Financial Tip of the Month: Tracking Donations for Tax Purposes

by this time of the year, a lot of people have a good amount of donations to drop off.  after the influx of things at christmas, a lot of people clear out the older items.  and after the start of the new year, even more people adopt some sort of cleaning resolution that often involves decluttering.  donating these items to people (or animals!) in need is a wonderful thing on it's own, but hopefully you know there's another side benefit to your kindness - a tax write off.  yes, your donations are tax deductible.

first up, know what you can donate: clothes (including shoes and accessories), books and movies, small furniture like lamps or side tables, toys and games, kitchen items and other household items (vases, picture frames), tools, sports equipment, and computers and electronics.  you can also donate linens, but i recommend those go straight to your local shelter, of course!

what can't you donate?  big appliances, car parts, anything broken, mattresses, weapons - you know the drill.  if you're not comfortable gifting it to a friend, it's not appropriate for donation either.

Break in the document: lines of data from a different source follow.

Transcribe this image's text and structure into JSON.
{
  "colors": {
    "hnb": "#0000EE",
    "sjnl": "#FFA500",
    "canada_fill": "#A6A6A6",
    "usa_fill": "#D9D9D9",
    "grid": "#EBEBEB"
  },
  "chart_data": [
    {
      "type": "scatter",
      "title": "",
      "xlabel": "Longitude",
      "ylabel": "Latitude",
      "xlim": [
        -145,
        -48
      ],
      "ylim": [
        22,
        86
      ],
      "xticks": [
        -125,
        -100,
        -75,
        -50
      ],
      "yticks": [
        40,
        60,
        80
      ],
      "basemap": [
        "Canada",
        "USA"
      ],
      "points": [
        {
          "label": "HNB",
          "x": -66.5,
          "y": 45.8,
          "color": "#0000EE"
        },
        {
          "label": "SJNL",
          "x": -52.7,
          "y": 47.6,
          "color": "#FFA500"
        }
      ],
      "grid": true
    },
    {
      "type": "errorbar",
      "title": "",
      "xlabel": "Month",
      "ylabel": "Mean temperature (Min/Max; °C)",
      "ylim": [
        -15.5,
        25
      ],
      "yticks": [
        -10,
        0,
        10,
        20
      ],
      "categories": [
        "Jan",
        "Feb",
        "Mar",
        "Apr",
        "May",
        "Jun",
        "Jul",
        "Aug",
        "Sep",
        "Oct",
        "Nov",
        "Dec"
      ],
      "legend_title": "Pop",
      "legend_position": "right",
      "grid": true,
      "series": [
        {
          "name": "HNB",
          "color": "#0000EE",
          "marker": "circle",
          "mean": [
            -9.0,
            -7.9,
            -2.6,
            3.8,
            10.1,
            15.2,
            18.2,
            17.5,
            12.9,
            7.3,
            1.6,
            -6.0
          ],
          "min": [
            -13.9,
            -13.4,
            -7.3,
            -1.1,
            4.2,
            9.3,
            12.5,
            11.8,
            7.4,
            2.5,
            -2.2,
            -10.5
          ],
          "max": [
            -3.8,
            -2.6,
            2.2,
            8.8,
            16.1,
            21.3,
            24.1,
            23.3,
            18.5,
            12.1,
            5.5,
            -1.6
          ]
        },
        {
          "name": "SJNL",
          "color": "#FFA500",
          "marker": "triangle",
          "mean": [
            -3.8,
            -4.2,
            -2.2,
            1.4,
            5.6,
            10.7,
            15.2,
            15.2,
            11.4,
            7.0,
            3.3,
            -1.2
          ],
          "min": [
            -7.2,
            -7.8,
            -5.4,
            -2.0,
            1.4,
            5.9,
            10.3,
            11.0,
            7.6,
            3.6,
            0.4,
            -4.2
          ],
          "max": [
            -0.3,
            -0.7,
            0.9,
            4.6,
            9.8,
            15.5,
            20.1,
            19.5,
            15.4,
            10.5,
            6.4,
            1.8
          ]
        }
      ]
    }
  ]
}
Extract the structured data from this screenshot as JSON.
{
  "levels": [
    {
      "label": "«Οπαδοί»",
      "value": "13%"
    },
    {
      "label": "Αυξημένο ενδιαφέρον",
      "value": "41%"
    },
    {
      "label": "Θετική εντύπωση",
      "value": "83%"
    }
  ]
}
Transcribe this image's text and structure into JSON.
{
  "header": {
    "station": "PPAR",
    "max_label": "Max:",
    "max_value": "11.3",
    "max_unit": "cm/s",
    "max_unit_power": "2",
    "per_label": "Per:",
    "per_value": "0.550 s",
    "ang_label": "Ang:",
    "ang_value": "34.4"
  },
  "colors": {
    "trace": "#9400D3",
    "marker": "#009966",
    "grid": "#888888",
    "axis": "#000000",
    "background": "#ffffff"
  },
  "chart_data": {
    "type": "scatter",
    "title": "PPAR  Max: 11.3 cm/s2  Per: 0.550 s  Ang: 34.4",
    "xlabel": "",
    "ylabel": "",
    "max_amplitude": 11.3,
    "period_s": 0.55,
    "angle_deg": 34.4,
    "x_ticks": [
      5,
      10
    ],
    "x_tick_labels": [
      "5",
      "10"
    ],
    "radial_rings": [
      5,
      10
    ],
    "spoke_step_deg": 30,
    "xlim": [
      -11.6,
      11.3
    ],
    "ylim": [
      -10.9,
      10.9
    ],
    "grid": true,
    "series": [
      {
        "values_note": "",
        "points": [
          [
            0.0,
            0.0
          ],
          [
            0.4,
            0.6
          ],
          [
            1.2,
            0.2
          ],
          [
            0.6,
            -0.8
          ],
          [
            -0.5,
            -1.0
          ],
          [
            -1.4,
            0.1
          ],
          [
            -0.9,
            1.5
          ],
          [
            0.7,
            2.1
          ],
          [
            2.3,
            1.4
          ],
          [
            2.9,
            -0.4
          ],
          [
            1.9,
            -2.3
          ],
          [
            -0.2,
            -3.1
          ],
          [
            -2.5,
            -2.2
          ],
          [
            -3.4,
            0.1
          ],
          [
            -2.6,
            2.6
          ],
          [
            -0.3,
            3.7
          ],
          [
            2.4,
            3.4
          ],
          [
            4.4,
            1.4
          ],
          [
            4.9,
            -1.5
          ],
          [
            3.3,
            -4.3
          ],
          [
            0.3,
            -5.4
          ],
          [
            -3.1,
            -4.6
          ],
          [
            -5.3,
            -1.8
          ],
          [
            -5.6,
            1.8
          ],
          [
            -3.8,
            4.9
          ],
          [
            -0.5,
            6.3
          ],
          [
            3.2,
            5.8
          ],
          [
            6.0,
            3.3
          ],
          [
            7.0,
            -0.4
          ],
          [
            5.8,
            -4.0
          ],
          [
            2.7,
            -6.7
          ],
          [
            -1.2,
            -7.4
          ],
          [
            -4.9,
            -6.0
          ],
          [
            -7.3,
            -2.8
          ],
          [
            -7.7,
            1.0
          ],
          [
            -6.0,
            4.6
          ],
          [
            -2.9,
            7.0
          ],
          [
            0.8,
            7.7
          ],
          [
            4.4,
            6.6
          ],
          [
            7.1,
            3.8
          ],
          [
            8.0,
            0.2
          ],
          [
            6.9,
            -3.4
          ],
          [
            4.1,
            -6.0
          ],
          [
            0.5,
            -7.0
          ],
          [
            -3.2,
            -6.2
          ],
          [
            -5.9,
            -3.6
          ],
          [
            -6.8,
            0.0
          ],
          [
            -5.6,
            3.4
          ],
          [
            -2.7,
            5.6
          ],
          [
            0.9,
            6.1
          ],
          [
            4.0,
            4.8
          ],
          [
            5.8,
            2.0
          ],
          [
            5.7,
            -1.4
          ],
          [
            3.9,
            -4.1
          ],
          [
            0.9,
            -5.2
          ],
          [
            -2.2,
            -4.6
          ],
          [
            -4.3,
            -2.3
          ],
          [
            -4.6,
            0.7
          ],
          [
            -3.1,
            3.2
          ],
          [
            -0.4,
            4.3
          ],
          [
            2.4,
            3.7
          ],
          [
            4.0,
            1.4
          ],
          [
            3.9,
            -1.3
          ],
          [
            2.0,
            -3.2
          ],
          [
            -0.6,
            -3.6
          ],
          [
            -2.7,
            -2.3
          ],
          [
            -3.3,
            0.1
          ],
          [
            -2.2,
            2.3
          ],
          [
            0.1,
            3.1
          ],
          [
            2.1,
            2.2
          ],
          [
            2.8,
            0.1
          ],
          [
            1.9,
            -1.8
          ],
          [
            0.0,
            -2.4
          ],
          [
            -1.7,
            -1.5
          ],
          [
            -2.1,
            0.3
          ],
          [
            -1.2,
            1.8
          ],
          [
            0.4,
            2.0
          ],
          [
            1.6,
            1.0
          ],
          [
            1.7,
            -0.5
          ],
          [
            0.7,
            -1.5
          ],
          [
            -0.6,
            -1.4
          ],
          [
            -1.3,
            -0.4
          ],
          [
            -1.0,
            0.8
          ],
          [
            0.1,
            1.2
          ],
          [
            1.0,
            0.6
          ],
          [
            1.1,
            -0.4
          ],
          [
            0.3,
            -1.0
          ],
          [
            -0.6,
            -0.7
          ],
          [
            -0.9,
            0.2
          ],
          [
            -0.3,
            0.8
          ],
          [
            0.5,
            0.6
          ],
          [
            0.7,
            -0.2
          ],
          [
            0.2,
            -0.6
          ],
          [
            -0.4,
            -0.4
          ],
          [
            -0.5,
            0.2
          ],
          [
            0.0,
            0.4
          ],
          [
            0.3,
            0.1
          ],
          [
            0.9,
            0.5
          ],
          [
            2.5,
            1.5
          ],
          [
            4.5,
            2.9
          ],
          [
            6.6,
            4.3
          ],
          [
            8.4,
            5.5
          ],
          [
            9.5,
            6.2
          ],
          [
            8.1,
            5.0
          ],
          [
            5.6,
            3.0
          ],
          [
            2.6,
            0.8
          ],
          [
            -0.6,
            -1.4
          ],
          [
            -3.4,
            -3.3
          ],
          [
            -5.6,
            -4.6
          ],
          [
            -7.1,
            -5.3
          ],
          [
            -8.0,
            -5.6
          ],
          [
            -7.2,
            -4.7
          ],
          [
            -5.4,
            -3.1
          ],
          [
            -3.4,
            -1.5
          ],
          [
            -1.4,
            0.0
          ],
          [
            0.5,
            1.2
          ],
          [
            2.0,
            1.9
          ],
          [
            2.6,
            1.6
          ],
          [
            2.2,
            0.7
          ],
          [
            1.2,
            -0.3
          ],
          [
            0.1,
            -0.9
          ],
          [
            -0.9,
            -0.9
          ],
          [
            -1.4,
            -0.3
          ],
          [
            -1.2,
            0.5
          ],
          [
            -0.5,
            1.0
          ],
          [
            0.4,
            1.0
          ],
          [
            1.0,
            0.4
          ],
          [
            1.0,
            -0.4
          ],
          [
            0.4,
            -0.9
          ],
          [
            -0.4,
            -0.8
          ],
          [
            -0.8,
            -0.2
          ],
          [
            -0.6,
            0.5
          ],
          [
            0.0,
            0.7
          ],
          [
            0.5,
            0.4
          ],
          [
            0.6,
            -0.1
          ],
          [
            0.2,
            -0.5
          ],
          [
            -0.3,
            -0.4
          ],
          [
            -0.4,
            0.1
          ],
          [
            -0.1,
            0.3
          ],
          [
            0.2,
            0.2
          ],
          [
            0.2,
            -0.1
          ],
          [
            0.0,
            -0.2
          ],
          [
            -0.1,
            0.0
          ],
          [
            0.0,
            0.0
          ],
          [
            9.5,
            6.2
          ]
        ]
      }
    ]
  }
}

now, the tax part - the donation limit is 50% of your income.  say you make $40,000 a year.  your donation limit, the amount you can claim your items are worth, is $20,000.  it's unlikely to effect you when you're just donating some clothes and dishes.  in order to get this tax deduction, you have to itemize.  your tax guy will tell you if that's a good idea for you or not.  the standard deduction is somewhere around $6,000 if you're single and $12,000 if you're married, so if you're deducting more than that (say, student loan repayment, plus donations, plus credits for buying energy efficient household appliances, all those good things) you'll want to itemize and get your taxes as low as possible.  i itemize.  i want every single damn dollar.

so how do you decide what your items are worth?  that's the easy part - there's a ton of lists for you.   the salvation army and goodwill each have their own guide.  personally, i donate to the salvation army.  here in chicago, they have a truck that drives around and you can schedule it to pick up your donation (of any size) and they will leave you a receipt for your records.  it's still on you to determine the value of course - they just pick up your bags and go.  you can also try using turbo tax's it’s deductible, which is a bit higher in price for each item and takes a little longer to set up, but it saves all your info for the entire year to your account (and it's free.)

there are a few other donation tracking tools worth mentioning too, if the turbo tax one isn't your style.  online, try the goodwill donation receipt builder.  if you're a pen and paper fan and maybe want to take photos of what you donated for your records, try out iheartorganizing's donation tracker printable.  both are free too, of course.

when the world is making it this easy for you, there's no reason not to donate your old items.  and get a tax break while you do.